Traffic crossing the Crimean Bridge, also known as the Kerch Bridge, was "temporarily blocked" in the early hours of Sunday, according to local Telegram channels.
Russia's Defense Ministry said early on Sunday that Ukraine had targeted Crimea with 38 airborne drones in an overnight attack. Russian air defense systems downed all of the incoming drones, Moscow said. It did not specify where the uncrewed vehicles were shot down, nor whether there was any damage.
Several anonymous Telegram channels had reported explosions close to the eastern Crimean port city of Feodosia early on Sunday. The city is approximately 100 kilometers from the Kerch Bridge.
The Kerch Bridge is a strategically key link between Russia's Krasnodar region and the Crimean Peninsula, which Moscow has controlled since it annexed Crimea from Ukraine in 2014. Ukraine has repeatedly targeted the bridge in the more than two years of all-out war, and has used Western-supplied long-range missiles to attack the crucial supply route for Russian troops.

Newsweek has reached out to the Ukrainian military for comment via email.
The brief closure of the Kerch Bridge and the flurry of reported drone strikes come shortly after a senior Russian state media official published a recording purportedly capturing discussions between German military officials on the provision of military aid to Ukraine, including long-range missiles.
German officials discussed how Ukraine could "strike the Crimea Bridge," Margarita Simonyan, the head of the state-controlled outlet Russia Today, said in a post to Telegram on Friday.
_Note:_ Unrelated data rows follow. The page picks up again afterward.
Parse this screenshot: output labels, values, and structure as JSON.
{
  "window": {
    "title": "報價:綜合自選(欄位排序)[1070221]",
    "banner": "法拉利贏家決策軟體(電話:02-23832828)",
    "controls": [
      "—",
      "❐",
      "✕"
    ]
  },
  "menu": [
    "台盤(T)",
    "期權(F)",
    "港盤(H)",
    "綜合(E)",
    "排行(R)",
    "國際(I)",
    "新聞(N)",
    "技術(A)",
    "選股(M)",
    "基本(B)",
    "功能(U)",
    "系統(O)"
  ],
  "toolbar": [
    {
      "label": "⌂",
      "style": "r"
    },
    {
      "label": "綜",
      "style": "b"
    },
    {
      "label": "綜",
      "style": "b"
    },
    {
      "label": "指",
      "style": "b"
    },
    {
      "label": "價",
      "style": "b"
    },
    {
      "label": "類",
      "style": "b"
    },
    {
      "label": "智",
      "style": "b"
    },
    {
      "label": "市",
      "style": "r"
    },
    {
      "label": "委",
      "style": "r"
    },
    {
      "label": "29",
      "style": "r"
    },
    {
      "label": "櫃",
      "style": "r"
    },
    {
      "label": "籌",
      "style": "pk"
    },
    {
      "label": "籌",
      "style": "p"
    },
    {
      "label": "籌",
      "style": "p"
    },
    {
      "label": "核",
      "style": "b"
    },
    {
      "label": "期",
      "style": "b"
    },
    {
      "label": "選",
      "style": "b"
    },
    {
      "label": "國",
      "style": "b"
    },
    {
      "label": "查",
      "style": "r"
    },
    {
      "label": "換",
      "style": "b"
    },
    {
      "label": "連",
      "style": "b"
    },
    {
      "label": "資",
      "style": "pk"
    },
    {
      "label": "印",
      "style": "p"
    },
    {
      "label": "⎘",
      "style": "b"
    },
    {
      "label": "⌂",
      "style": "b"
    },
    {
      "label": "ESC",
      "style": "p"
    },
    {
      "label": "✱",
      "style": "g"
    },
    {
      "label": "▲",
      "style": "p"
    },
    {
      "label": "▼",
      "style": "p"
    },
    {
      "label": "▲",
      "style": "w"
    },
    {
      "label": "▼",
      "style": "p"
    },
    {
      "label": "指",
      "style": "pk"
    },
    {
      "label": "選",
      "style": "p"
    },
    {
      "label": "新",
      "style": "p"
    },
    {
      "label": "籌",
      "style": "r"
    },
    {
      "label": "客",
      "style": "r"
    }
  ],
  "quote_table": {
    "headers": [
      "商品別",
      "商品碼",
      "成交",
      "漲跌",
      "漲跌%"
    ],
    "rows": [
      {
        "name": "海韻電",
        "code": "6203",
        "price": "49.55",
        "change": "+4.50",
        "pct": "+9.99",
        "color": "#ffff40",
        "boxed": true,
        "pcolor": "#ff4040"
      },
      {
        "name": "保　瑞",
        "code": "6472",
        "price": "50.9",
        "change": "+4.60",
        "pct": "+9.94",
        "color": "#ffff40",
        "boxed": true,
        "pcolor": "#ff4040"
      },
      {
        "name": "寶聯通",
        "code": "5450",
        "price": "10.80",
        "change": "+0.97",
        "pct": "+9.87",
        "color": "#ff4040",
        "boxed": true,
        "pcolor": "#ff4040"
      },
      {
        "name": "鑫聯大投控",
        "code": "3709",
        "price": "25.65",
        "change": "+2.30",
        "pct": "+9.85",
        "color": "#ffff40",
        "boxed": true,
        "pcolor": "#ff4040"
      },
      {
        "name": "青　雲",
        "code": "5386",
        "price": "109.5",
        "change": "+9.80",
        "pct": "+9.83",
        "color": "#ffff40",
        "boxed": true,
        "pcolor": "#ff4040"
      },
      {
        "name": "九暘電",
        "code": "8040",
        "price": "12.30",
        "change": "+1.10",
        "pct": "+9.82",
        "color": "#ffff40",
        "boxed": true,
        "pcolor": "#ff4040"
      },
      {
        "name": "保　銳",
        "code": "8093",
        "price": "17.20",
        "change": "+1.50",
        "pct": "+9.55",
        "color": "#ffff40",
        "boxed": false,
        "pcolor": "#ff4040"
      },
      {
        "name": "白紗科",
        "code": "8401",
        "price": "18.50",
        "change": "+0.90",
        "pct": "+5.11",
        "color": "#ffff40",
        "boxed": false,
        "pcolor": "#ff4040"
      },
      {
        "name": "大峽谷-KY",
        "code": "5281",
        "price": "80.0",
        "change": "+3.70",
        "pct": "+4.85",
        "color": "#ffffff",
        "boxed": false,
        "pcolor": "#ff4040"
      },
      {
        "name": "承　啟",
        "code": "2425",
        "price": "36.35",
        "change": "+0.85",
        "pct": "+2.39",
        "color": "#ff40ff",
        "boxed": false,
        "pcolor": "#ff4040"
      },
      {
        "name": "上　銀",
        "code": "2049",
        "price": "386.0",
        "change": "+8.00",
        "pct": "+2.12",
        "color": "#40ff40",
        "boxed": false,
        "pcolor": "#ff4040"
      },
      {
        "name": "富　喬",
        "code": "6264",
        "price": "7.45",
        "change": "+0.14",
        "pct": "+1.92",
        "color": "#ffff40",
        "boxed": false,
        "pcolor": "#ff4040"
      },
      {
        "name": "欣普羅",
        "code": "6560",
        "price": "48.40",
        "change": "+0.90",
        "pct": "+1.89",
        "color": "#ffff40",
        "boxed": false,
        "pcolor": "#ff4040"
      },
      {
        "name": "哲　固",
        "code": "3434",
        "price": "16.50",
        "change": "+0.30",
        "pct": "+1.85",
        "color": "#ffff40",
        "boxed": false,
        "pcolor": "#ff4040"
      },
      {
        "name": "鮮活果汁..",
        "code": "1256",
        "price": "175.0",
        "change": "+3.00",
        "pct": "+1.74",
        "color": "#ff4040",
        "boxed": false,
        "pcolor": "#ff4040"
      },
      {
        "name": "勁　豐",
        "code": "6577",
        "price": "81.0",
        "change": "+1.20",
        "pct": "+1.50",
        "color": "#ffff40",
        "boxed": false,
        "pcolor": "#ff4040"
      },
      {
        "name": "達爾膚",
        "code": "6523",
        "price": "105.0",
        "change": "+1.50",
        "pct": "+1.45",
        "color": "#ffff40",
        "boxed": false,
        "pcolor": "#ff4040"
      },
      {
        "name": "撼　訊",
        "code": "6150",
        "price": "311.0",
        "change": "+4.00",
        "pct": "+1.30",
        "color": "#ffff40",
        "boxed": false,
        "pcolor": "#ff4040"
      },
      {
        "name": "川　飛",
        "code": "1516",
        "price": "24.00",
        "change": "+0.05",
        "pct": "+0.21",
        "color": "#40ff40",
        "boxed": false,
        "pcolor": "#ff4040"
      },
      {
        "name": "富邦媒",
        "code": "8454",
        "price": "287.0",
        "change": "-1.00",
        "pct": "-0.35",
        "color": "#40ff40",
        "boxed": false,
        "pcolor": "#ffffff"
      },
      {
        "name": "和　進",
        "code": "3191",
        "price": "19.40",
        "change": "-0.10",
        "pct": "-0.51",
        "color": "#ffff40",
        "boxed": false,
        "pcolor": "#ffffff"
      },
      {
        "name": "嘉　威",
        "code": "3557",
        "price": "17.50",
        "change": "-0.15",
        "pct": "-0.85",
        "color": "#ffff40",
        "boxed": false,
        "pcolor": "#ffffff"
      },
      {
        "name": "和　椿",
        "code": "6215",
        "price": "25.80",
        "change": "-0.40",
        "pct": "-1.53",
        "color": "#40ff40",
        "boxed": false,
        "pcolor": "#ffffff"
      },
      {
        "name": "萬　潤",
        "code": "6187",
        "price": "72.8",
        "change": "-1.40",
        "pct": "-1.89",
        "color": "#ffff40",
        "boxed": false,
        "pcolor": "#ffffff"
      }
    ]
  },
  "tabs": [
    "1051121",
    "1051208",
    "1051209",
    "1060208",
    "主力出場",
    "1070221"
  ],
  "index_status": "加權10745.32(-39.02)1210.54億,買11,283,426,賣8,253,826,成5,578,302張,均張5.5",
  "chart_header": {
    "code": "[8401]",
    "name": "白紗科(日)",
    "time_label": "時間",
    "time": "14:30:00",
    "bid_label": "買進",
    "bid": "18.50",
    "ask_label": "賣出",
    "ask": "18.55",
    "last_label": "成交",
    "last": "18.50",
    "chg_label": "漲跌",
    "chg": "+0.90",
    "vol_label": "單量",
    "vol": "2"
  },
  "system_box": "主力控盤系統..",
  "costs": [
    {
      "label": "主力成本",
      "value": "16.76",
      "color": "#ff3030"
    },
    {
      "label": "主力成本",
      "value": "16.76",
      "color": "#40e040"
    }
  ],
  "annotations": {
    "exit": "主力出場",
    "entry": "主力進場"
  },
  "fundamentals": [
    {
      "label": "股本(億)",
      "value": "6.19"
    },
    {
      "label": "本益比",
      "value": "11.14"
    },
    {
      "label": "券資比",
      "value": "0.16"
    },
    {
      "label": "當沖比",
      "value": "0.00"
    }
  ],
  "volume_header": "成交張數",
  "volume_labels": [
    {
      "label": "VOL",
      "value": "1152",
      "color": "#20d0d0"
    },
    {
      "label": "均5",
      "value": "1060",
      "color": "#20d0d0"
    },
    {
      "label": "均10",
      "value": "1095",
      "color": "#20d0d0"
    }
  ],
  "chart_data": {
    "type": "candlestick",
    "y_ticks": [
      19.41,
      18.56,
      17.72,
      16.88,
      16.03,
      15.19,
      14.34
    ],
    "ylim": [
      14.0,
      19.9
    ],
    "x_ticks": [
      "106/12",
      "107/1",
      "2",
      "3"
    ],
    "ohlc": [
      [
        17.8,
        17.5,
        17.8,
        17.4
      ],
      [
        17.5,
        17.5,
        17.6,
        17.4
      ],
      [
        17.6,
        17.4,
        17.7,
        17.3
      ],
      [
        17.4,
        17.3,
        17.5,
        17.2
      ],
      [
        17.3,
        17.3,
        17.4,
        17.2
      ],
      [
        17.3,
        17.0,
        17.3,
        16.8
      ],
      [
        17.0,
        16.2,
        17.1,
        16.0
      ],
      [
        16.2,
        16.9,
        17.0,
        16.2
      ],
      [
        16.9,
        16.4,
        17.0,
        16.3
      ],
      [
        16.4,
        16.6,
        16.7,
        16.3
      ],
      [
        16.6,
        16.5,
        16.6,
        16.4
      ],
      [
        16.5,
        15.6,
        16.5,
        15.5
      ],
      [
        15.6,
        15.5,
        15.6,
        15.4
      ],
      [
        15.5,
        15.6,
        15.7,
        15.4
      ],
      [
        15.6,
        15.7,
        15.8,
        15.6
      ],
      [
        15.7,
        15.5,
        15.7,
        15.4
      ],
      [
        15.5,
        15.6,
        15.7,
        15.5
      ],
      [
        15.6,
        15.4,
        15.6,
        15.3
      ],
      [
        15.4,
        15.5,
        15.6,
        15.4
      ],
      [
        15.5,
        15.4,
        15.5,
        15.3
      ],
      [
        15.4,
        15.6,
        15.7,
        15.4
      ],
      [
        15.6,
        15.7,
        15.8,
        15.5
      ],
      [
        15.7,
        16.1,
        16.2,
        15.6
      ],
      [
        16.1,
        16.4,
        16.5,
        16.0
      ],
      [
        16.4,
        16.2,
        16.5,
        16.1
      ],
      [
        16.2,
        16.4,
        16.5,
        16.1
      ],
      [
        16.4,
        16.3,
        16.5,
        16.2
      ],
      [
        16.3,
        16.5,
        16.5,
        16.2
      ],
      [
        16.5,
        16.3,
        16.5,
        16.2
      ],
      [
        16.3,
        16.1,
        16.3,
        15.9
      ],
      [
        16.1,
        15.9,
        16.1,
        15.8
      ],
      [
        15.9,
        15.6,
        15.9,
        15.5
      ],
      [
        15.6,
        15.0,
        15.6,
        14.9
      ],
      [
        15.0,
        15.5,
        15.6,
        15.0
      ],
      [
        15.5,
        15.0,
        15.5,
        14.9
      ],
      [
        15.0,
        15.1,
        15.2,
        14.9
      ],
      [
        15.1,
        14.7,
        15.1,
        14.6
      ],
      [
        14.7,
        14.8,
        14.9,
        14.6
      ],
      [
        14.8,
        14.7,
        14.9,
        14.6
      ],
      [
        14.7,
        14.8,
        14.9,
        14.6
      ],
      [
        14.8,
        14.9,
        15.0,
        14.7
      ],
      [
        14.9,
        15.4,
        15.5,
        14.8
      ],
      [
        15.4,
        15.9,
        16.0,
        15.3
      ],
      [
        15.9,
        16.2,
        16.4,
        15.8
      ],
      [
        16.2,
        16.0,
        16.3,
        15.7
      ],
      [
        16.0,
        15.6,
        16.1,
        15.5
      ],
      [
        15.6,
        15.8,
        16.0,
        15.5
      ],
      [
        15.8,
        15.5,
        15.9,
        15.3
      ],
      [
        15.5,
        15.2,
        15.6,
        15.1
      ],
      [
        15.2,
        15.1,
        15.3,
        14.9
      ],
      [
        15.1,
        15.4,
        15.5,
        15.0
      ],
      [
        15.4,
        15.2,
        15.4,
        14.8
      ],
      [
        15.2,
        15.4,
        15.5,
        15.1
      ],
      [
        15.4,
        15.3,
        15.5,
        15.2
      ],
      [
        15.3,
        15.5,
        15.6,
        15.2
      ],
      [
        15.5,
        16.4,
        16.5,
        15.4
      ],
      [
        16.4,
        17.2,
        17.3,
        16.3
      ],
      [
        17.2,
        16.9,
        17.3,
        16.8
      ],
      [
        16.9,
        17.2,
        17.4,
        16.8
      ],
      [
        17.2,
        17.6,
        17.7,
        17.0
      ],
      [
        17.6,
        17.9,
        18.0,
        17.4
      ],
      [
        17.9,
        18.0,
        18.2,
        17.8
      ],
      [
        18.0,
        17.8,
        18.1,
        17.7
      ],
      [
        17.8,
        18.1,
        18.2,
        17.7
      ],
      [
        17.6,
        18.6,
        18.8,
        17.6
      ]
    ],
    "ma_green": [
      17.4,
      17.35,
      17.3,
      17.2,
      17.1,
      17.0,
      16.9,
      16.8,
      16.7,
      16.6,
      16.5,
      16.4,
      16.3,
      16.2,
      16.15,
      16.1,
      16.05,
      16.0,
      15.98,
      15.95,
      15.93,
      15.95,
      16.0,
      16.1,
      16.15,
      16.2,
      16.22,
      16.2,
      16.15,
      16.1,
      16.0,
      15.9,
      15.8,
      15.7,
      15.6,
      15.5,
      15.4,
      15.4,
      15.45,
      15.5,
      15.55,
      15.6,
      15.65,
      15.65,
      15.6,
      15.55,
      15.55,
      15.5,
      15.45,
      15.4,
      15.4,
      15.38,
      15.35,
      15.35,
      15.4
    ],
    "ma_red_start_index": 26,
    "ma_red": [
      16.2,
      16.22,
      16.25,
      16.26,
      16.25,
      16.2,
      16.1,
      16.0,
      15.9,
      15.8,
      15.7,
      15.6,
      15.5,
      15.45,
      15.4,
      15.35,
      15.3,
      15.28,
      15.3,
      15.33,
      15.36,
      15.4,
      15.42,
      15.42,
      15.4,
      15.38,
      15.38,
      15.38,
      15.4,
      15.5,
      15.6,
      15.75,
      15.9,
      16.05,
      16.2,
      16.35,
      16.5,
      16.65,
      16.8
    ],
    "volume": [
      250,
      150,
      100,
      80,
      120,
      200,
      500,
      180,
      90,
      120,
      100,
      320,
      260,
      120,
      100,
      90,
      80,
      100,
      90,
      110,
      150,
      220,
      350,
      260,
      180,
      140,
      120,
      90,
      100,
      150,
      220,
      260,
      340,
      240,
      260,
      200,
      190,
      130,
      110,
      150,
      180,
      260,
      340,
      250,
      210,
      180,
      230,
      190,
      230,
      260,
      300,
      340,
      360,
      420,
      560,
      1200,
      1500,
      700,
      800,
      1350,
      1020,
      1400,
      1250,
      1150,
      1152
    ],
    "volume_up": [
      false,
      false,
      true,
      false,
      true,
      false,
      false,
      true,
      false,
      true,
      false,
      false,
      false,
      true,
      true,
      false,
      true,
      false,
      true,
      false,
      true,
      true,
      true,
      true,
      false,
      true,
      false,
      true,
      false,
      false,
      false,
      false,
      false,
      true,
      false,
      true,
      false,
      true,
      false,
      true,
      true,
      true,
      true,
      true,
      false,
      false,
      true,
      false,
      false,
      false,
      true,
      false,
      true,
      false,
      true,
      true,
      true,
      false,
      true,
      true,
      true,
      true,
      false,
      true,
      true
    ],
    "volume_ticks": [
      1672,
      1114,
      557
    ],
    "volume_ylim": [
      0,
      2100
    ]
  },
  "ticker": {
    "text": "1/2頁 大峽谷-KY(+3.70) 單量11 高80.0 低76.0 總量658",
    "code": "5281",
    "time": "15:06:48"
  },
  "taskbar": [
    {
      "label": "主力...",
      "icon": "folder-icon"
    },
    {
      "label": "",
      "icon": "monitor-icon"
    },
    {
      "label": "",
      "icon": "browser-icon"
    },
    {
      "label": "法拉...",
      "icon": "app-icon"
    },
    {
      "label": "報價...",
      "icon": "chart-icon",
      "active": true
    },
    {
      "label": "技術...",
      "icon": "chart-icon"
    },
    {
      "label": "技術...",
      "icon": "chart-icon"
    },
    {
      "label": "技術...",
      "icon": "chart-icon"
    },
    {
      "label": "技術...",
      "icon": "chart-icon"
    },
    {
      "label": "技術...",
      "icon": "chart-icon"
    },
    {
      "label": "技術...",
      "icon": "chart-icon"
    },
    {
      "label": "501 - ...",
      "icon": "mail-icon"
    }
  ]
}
The meeting took place on February 19, Simonyan said.
A spokesperson for the German Defense Ministry told Newsweek that Berlin assessed that "a conversation in the air force division has been intercepted."
"We are currently unable to say with certainty whether changes have been made to the recorded or written version circulating on social networks," the spokesperson said in a statement, adding the country's military counterintelligence agency, BAMAD, had "initiated all necessary measures for investigation."
"We cannot say anything about the content of the communications that were apparently intercepted."
German Chancellor Olaf Scholz has refused to supply Ukraine with Taurus missiles, which Kyiv first requested in May 2023. Pressure to commit the air-launched missiles has grown in recent months, including within Scholz's own party.
Scholz said on Saturday that the apparent leak was a "very serious matter" and that authorities were investigating.
"We demand an explanation from Germany," Russian foreign ministry spokesperson Maria Zakharova said in a statement.
Update 3/3/24, 8:35 a.m. ET: This article was updated with a response from the German Defense Ministry.